There are other exchanges, but such warnings to a large player indicates that the regulatory path is not yet a smooth one. How can you act in compliance when regulations are in development and still unknown?
“You don’t,” says Felix Shipkevich, an attorney specializing in fintech and digital currencies and principal at Shipkevich Attorneys at Law. “Messy is a good word, but I think murky may be a better word. It’s like we’re trying to get 20-20 vision but we’re not there yet.”
Banks, for example, would be allowed to hold cryptocurrency assets under the proposed Basel rule. But the details would make it practically difficult, with reserve requirements that would mean roughly one actual dollar set aside for every dollar of Bitcoin value.
The regulation helps foster a chicken-and-egg problem. “Until we see [major banks] allow their customers to hold crypto, there’s always going to be that regulatory ambiguity,” Shipkevich says.
Companies also need to know that their crypto assets are secure, meaning they need to understand the digital wallets that hold them. “If those crypto assets are not secured, if they’re in an unregulated entity, how do we know if one day it won’t be in their wallet?” Thefts have happened multiple times in cryptocurrencies.
Beyond a basic level of security is the need to understand the so-called smart contracts that can be attached to cryptocurrency transactions and undertake actions depending on events and conditions.

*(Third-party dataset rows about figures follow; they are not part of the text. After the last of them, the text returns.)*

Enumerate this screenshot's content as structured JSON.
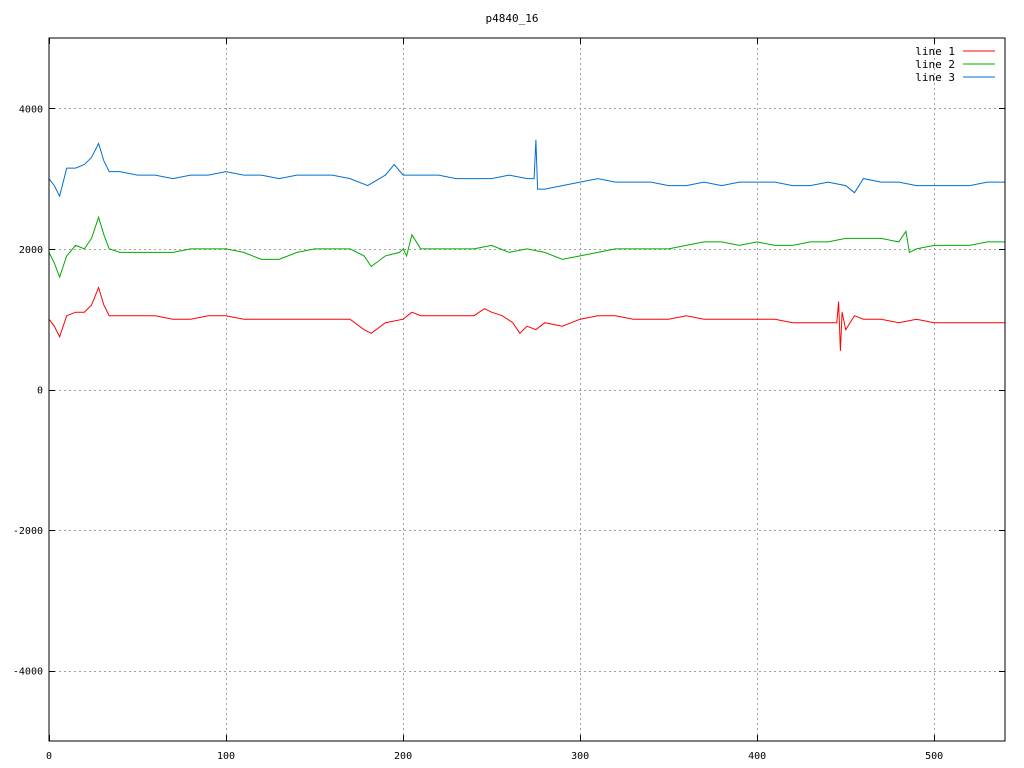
{
  "chart_data": {
    "type": "line",
    "title": "p4840_16",
    "xlabel": "",
    "ylabel": "",
    "xlim": [
      0,
      540
    ],
    "ylim": [
      -5000,
      5000
    ],
    "xticks": [
      0,
      100,
      200,
      300,
      400,
      500
    ],
    "yticks": [
      -4000,
      -2000,
      0,
      2000,
      4000
    ],
    "grid": true,
    "legend_position": "top-right",
    "series": [
      {
        "name": "line 1",
        "color": "#ff0000",
        "x": [
          0,
          3,
          6,
          10,
          15,
          20,
          24,
          28,
          31,
          34,
          40,
          50,
          60,
          70,
          80,
          90,
          100,
          110,
          120,
          130,
          140,
          150,
          160,
          170,
          178,
          182,
          190,
          200,
          205,
          210,
          220,
          230,
          240,
          246,
          250,
          256,
          262,
          266,
          270,
          275,
          280,
          290,
          300,
          310,
          320,
          330,
          340,
          350,
          360,
          370,
          380,
          390,
          400,
          410,
          420,
          430,
          440,
          445,
          446,
          447,
          448,
          450,
          455,
          460,
          470,
          480,
          490,
          500,
          510,
          520,
          530,
          540
        ],
        "y": [
          1000,
          900,
          750,
          1050,
          1100,
          1100,
          1200,
          1450,
          1200,
          1050,
          1050,
          1050,
          1050,
          1000,
          1000,
          1050,
          1050,
          1000,
          1000,
          1000,
          1000,
          1000,
          1000,
          1000,
          850,
          800,
          950,
          1000,
          1100,
          1050,
          1050,
          1050,
          1050,
          1150,
          1100,
          1050,
          950,
          800,
          900,
          850,
          950,
          900,
          1000,
          1050,
          1050,
          1000,
          1000,
          1000,
          1050,
          1000,
          1000,
          1000,
          1000,
          1000,
          950,
          950,
          950,
          950,
          1250,
          550,
          1100,
          850,
          1050,
          1000,
          1000,
          950,
          1000,
          950,
          950,
          950,
          950,
          950
        ]
      },
      {
        "name": "line 2",
        "color": "#00aa00",
        "x": [
          0,
          3,
          6,
          10,
          15,
          20,
          24,
          28,
          31,
          34,
          40,
          50,
          60,
          70,
          80,
          90,
          100,
          110,
          120,
          130,
          140,
          150,
          160,
          170,
          178,
          182,
          190,
          198,
          200,
          202,
          205,
          210,
          220,
          230,
          240,
          250,
          260,
          270,
          280,
          290,
          300,
          310,
          320,
          330,
          340,
          350,
          360,
          370,
          380,
          390,
          400,
          410,
          420,
          430,
          440,
          450,
          460,
          470,
          480,
          484,
          486,
          490,
          500,
          510,
          520,
          530,
          540
        ],
        "y": [
          1950,
          1800,
          1600,
          1900,
          2050,
          2000,
          2150,
          2450,
          2200,
          2000,
          1950,
          1950,
          1950,
          1950,
          2000,
          2000,
          2000,
          1950,
          1850,
          1850,
          1950,
          2000,
          2000,
          2000,
          1900,
          1750,
          1900,
          1950,
          2000,
          1900,
          2200,
          2000,
          2000,
          2000,
          2000,
          2050,
          1950,
          2000,
          1950,
          1850,
          1900,
          1950,
          2000,
          2000,
          2000,
          2000,
          2050,
          2100,
          2100,
          2050,
          2100,
          2050,
          2050,
          2100,
          2100,
          2150,
          2150,
          2150,
          2100,
          2250,
          1950,
          2000,
          2050,
          2050,
          2050,
          2100,
          2100
        ]
      },
      {
        "name": "line 3",
        "color": "#0070d0",
        "x": [
          0,
          3,
          6,
          10,
          15,
          20,
          24,
          28,
          31,
          34,
          40,
          50,
          60,
          70,
          80,
          90,
          100,
          110,
          120,
          130,
          140,
          150,
          160,
          170,
          180,
          190,
          195,
          200,
          210,
          220,
          230,
          240,
          250,
          260,
          270,
          274,
          275,
          276,
          280,
          290,
          300,
          310,
          320,
          330,
          340,
          350,
          360,
          370,
          380,
          390,
          400,
          410,
          420,
          430,
          440,
          450,
          455,
          460,
          470,
          480,
          490,
          500,
          510,
          520,
          530,
          540
        ],
        "y": [
          3000,
          2900,
          2750,
          3150,
          3150,
          3200,
          3300,
          3500,
          3250,
          3100,
          3100,
          3050,
          3050,
          3000,
          3050,
          3050,
          3100,
          3050,
          3050,
          3000,
          3050,
          3050,
          3050,
          3000,
          2900,
          3050,
          3200,
          3050,
          3050,
          3050,
          3000,
          3000,
          3000,
          3050,
          3000,
          3000,
          3550,
          2850,
          2850,
          2900,
          2950,
          3000,
          2950,
          2950,
          2950,
          2900,
          2900,
          2950,
          2900,
          2950,
          2950,
          2950,
          2900,
          2900,
          2950,
          2900,
          2800,
          3000,
          2950,
          2950,
          2900,
          2900,
          2900,
          2900,
          2950,
          2950
        ]
      }
    ]
  }
}
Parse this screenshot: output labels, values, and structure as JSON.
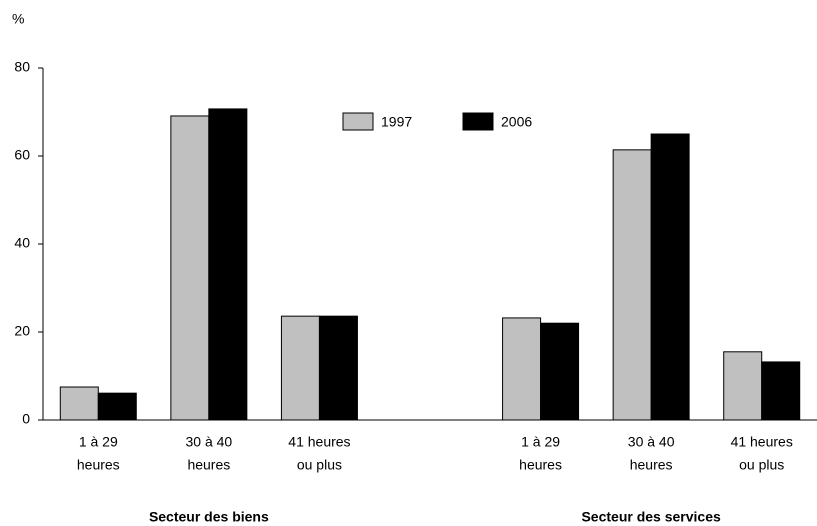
{
  "chart_data": {
    "type": "bar",
    "y_label": "%",
    "categories": [
      [
        "1 à 29",
        "heures"
      ],
      [
        "30 à 40",
        "heures"
      ],
      [
        "41 heures",
        "ou plus"
      ],
      null,
      [
        "1 à 29",
        "heures"
      ],
      [
        "30 à 40",
        "heures"
      ],
      [
        "41 heures",
        "ou plus"
      ]
    ],
    "group_labels": [
      "Secteur des biens",
      "Secteur des services"
    ],
    "series": [
      {
        "name": "1997",
        "color": "#c0c0c0",
        "values": [
          7.5,
          69.1,
          23.6,
          null,
          23.2,
          61.4,
          15.5
        ]
      },
      {
        "name": "2006",
        "color": "#000000",
        "values": [
          6.1,
          70.7,
          23.6,
          null,
          22.0,
          65.0,
          13.2
        ]
      }
    ],
    "ylim": [
      0,
      80
    ],
    "yticks": [
      0,
      20,
      40,
      60,
      80
    ],
    "grid": false,
    "legend": "top"
  }
}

The company should ensure that the contract is a public one. But the contracts are programs. They need to be public with “the original, hopefully-commented source code is able to be examined by anyone,” says James Cropcho, co-founder and CTO of Flipkick, which offers certain crypto services to artists. “Literally, there are smart contracts where you have no clue what the code is.”
When the code is there, someone must be able to read it, which means getting help. But there’s another problematic aspect, Cropcho notes. “In the smart contract arena there is no judiciary and there are no courts,” he says. “It would take a Herculean effort to understate just how big of a difference this turns out to be in practice. This is why auditors must play a big role, even if, honestly, the track record with this framework has been less than lackluster.”
Companies have made many millions of dollars through cryptocurrencies. But some have lost tremendous amounts as well. Any executives with their eyes on the financial prize had better glance down occasionally to avoid the mud pits.